Buffalo grocery stores are struggling to keep up with heavy demand after reopening in the wake of Winter Storm Elliott.
Local outlets reported bare shelves and a lack of items including fresh produce, bread, and eggs.
Response to the storm, and lack of access to essential items, has shed light on structural inequality in the city.
As Buffalo emerges from a harrowing winter storm that has killed dozens of people and trapped several residents in their homes without heat, many are struggling to find basic necessities at grocery stores.
With roads clearing and companies reopening, the surge of demand has left many stores in the Western New York city unable to keep shelves stocked, according to local outlets. The response to the storm, as well as a pronounced lack of access to essential goods among working class communities of color, also has exacerbated disparities in class and the racial divide in one of the nation's poorest cities.

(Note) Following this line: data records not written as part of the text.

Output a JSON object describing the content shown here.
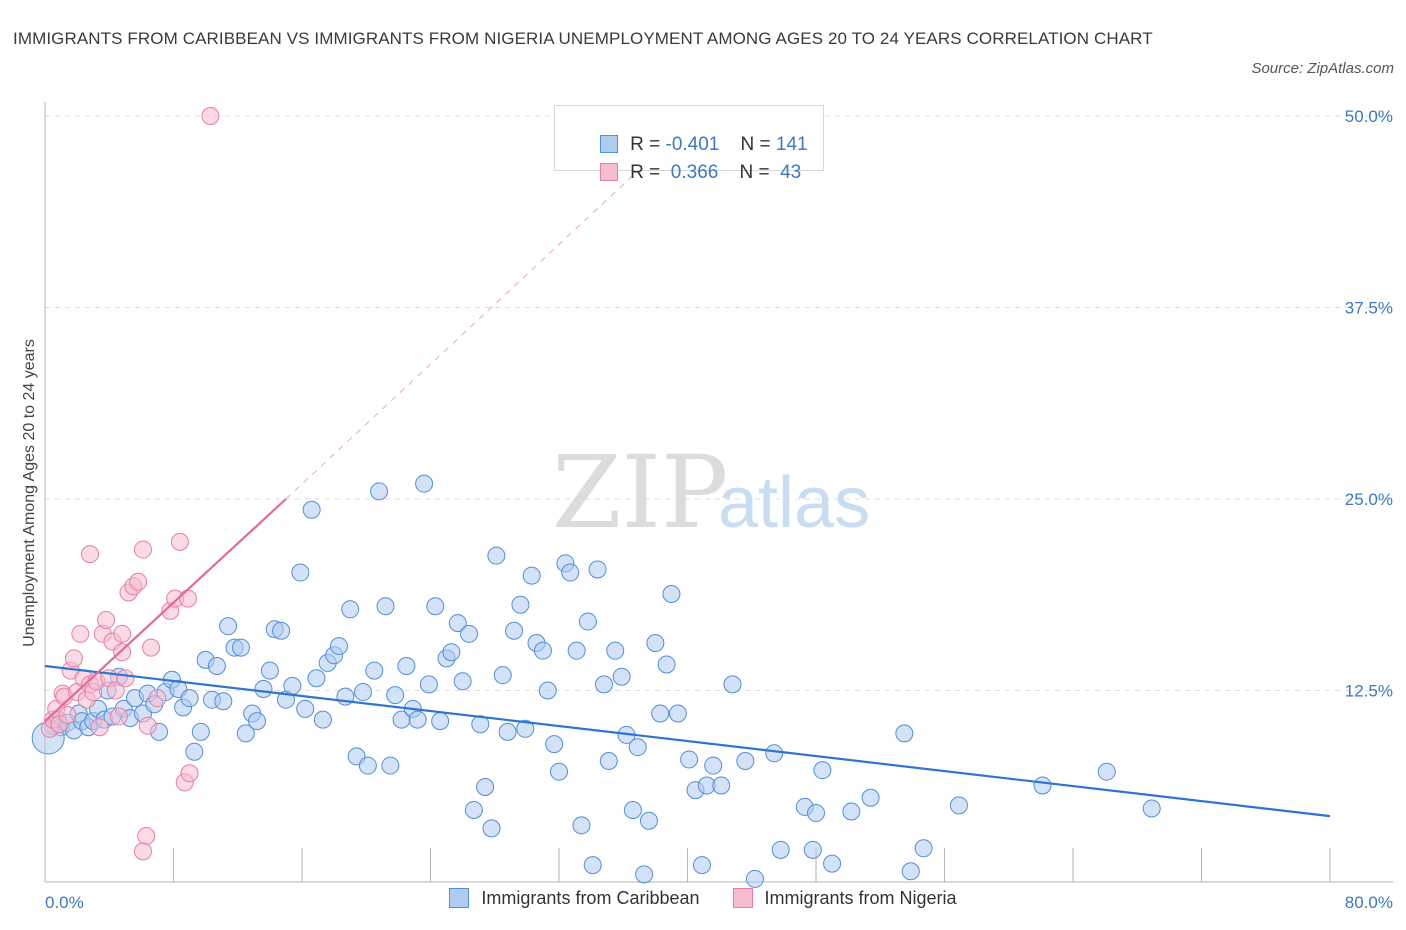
{
  "title": "IMMIGRANTS FROM CARIBBEAN VS IMMIGRANTS FROM NIGERIA UNEMPLOYMENT AMONG AGES 20 TO 24 YEARS CORRELATION CHART",
  "source": "Source: ZipAtlas.com",
  "watermark": {
    "zip": "ZIP",
    "atlas": "atlas"
  },
  "legend": {
    "rows": [
      {
        "r_label": "R = ",
        "r_value": "-0.401",
        "n_label": "N = ",
        "n_value": "141"
      },
      {
        "r_label": "R = ",
        "r_value": " 0.366",
        "n_label": "N = ",
        "n_value": " 43"
      }
    ]
  },
  "colors": {
    "caribbean_fill": "#aecbf0",
    "caribbean_stroke": "#4f8fdc",
    "caribbean_line": "#2f74d0",
    "nigeria_fill": "#f6bcd0",
    "nigeria_stroke": "#e77fa2",
    "nigeria_line": "#e46a92",
    "tick_label": "#3a78c8",
    "grid": "#dddddd"
  },
  "chart_data": {
    "type": "scatter",
    "title": "IMMIGRANTS FROM CARIBBEAN VS IMMIGRANTS FROM NIGERIA UNEMPLOYMENT AMONG AGES 20 TO 24 YEARS CORRELATION CHART",
    "xlabel": "",
    "ylabel": "Unemployment Among Ages 20 to 24 years",
    "xlim": [
      0,
      80
    ],
    "ylim": [
      0,
      50
    ],
    "x_tick_labels": [
      "0.0%",
      "80.0%"
    ],
    "y_ticks": [
      12.5,
      25.0,
      37.5,
      50.0
    ],
    "y_tick_labels": [
      "12.5%",
      "25.0%",
      "37.5%",
      "50.0%"
    ],
    "grid": true,
    "legend_position": "top-center",
    "series": [
      {
        "name": "Immigrants from Caribbean",
        "R": -0.401,
        "N": 141,
        "trend": {
          "x0": 0,
          "y0": 14.1,
          "x1": 80,
          "y1": 4.3
        },
        "points": [
          [
            0.5,
            10.2
          ],
          [
            0.8,
            10.6
          ],
          [
            1.0,
            10.1
          ],
          [
            1.4,
            10.4
          ],
          [
            1.8,
            9.9
          ],
          [
            2.1,
            11.0
          ],
          [
            2.3,
            10.5
          ],
          [
            2.7,
            10.1
          ],
          [
            3.0,
            10.5
          ],
          [
            3.3,
            11.3
          ],
          [
            3.7,
            10.6
          ],
          [
            3.9,
            12.5
          ],
          [
            4.2,
            10.8
          ],
          [
            4.6,
            13.4
          ],
          [
            4.9,
            11.3
          ],
          [
            5.3,
            10.7
          ],
          [
            5.6,
            12.0
          ],
          [
            6.1,
            11.0
          ],
          [
            6.4,
            12.3
          ],
          [
            6.8,
            11.6
          ],
          [
            7.1,
            9.8
          ],
          [
            7.5,
            12.4
          ],
          [
            7.9,
            13.2
          ],
          [
            8.3,
            12.6
          ],
          [
            8.6,
            11.4
          ],
          [
            9.0,
            12.0
          ],
          [
            9.3,
            8.5
          ],
          [
            9.7,
            9.8
          ],
          [
            10.0,
            14.5
          ],
          [
            10.4,
            11.9
          ],
          [
            10.7,
            14.1
          ],
          [
            11.1,
            11.8
          ],
          [
            11.4,
            16.7
          ],
          [
            11.8,
            15.3
          ],
          [
            12.2,
            15.3
          ],
          [
            12.5,
            9.7
          ],
          [
            12.9,
            11.0
          ],
          [
            13.2,
            10.5
          ],
          [
            13.6,
            12.6
          ],
          [
            14.0,
            13.8
          ],
          [
            14.3,
            16.5
          ],
          [
            14.7,
            16.4
          ],
          [
            15.0,
            11.9
          ],
          [
            15.4,
            12.8
          ],
          [
            15.9,
            20.2
          ],
          [
            16.2,
            11.3
          ],
          [
            16.6,
            24.3
          ],
          [
            16.9,
            13.3
          ],
          [
            17.3,
            10.6
          ],
          [
            17.6,
            14.3
          ],
          [
            18.0,
            14.8
          ],
          [
            18.3,
            15.4
          ],
          [
            18.7,
            12.1
          ],
          [
            19.0,
            17.8
          ],
          [
            19.4,
            8.2
          ],
          [
            19.8,
            12.4
          ],
          [
            20.1,
            7.6
          ],
          [
            20.5,
            13.8
          ],
          [
            20.8,
            25.5
          ],
          [
            21.2,
            18.0
          ],
          [
            21.5,
            7.6
          ],
          [
            21.8,
            12.2
          ],
          [
            22.2,
            10.6
          ],
          [
            22.5,
            14.1
          ],
          [
            22.9,
            11.3
          ],
          [
            23.2,
            10.6
          ],
          [
            23.6,
            26.0
          ],
          [
            23.9,
            12.9
          ],
          [
            24.3,
            18.0
          ],
          [
            24.6,
            10.5
          ],
          [
            25.0,
            14.6
          ],
          [
            25.3,
            15.0
          ],
          [
            25.7,
            16.9
          ],
          [
            26.0,
            13.1
          ],
          [
            26.4,
            16.2
          ],
          [
            26.7,
            4.7
          ],
          [
            27.1,
            10.3
          ],
          [
            27.4,
            6.2
          ],
          [
            27.8,
            3.5
          ],
          [
            28.1,
            21.3
          ],
          [
            28.5,
            13.5
          ],
          [
            28.8,
            9.8
          ],
          [
            29.2,
            16.4
          ],
          [
            29.6,
            18.1
          ],
          [
            29.9,
            10.0
          ],
          [
            30.3,
            20.0
          ],
          [
            30.6,
            15.6
          ],
          [
            31.0,
            15.1
          ],
          [
            31.3,
            12.5
          ],
          [
            31.7,
            9.0
          ],
          [
            32.0,
            7.2
          ],
          [
            32.4,
            20.8
          ],
          [
            32.7,
            20.2
          ],
          [
            33.1,
            15.1
          ],
          [
            33.4,
            3.7
          ],
          [
            33.8,
            17.0
          ],
          [
            34.1,
            1.1
          ],
          [
            34.4,
            20.4
          ],
          [
            34.8,
            12.9
          ],
          [
            35.1,
            7.9
          ],
          [
            35.5,
            15.1
          ],
          [
            35.9,
            13.4
          ],
          [
            36.2,
            9.6
          ],
          [
            36.6,
            4.7
          ],
          [
            36.9,
            8.8
          ],
          [
            37.3,
            0.5
          ],
          [
            37.6,
            4.0
          ],
          [
            38.0,
            15.6
          ],
          [
            38.3,
            11.0
          ],
          [
            38.7,
            14.2
          ],
          [
            39.0,
            18.8
          ],
          [
            39.4,
            11.0
          ],
          [
            40.1,
            8.0
          ],
          [
            40.5,
            6.0
          ],
          [
            40.9,
            1.1
          ],
          [
            41.2,
            6.3
          ],
          [
            41.6,
            7.6
          ],
          [
            42.1,
            6.3
          ],
          [
            42.8,
            12.9
          ],
          [
            43.6,
            7.9
          ],
          [
            44.2,
            0.2
          ],
          [
            45.4,
            8.4
          ],
          [
            45.8,
            2.1
          ],
          [
            47.3,
            4.9
          ],
          [
            47.8,
            2.1
          ],
          [
            48.0,
            4.5
          ],
          [
            48.4,
            7.3
          ],
          [
            49.0,
            1.2
          ],
          [
            50.2,
            4.6
          ],
          [
            51.4,
            5.5
          ],
          [
            53.5,
            9.7
          ],
          [
            53.9,
            0.7
          ],
          [
            54.7,
            2.2
          ],
          [
            56.9,
            5.0
          ],
          [
            62.1,
            6.3
          ],
          [
            66.1,
            7.2
          ],
          [
            68.9,
            4.8
          ],
          [
            0.2,
            9.4
          ]
        ]
      },
      {
        "name": "Immigrants from Nigeria",
        "R": 0.366,
        "N": 43,
        "trend": {
          "x0": 0,
          "y0": 10.5,
          "x1": 15.0,
          "y1": 25.0
        },
        "trend_dashed_to": {
          "x": 37.0,
          "y": 46.5
        },
        "points": [
          [
            0.3,
            10.0
          ],
          [
            0.5,
            10.6
          ],
          [
            0.7,
            11.3
          ],
          [
            0.9,
            10.3
          ],
          [
            1.1,
            12.3
          ],
          [
            1.2,
            12.1
          ],
          [
            1.4,
            10.9
          ],
          [
            1.6,
            13.8
          ],
          [
            1.8,
            14.6
          ],
          [
            2.0,
            12.4
          ],
          [
            2.2,
            16.2
          ],
          [
            2.4,
            13.3
          ],
          [
            2.6,
            11.9
          ],
          [
            2.8,
            12.9
          ],
          [
            3.0,
            12.4
          ],
          [
            3.2,
            13.1
          ],
          [
            3.4,
            10.1
          ],
          [
            3.6,
            16.2
          ],
          [
            3.8,
            17.1
          ],
          [
            4.0,
            13.3
          ],
          [
            4.2,
            15.7
          ],
          [
            4.4,
            12.5
          ],
          [
            4.6,
            10.8
          ],
          [
            4.8,
            16.2
          ],
          [
            5.0,
            13.3
          ],
          [
            5.2,
            18.9
          ],
          [
            5.5,
            19.3
          ],
          [
            5.8,
            19.6
          ],
          [
            6.1,
            21.7
          ],
          [
            6.4,
            10.2
          ],
          [
            6.6,
            15.3
          ],
          [
            7.0,
            12.0
          ],
          [
            7.8,
            17.7
          ],
          [
            8.1,
            18.5
          ],
          [
            8.4,
            22.2
          ],
          [
            8.7,
            6.5
          ],
          [
            9.0,
            7.1
          ],
          [
            8.9,
            18.5
          ],
          [
            6.3,
            3.0
          ],
          [
            6.1,
            2.0
          ],
          [
            10.3,
            50.0
          ],
          [
            2.8,
            21.4
          ],
          [
            4.8,
            15.0
          ]
        ]
      }
    ]
  },
  "x_axis": {
    "left_label": "0.0%",
    "right_label": "80.0%"
  },
  "y_axis": {
    "label": "Unemployment Among Ages 20 to 24 years"
  },
  "bottom_legend": {
    "caribbean": "Immigrants from Caribbean",
    "nigeria": "Immigrants from Nigeria"
  }
}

Shoppers at a Tops grocery store told WIVB Buffalo that they are struggling to find basic items like fresh produce, lunch meat, eggs, bread, and baby formula.
"We came out just to pick up a couple items. Unfortunately they ran out of lunch meat, brown beef, bread, but hopefully we can find everything we want," Carl Phillips and Sandra Jackson told WIVB Buffalo. "There is some items left here, but not very much, you just grab what you can and be thankful."
"There's a lot of empty ... especially the fresh stuff, produce, bread, but it seems like everything else is picking up," Tony Pecoraro, another Tops shopper, told WIVB Buffalo.
WIVB Buffalo reporter Sarah Minkewicz shared photos of the empty shelves on Twitter.
Working class communities of color especially are having a difficult time finding groceries and essentials, as the storm has shed light on persistent structural inequality in the city, including inadequate housing, food desserts, and lack of government funding, according to The Washington Post.
Of the 39 people reported dead from the storm, 31 hailed from Buffalo, a majority of which were people of color found outside or trapped in cars, the Post reported.
"This area is so heavily impacted by these systemic issues, and it's largely because of poverty," Al Robinson, a Christian leader in Buffalo who helped house residents displaced by the storm in his church, told The Washington Post. "And impoverished people happen to be people of color."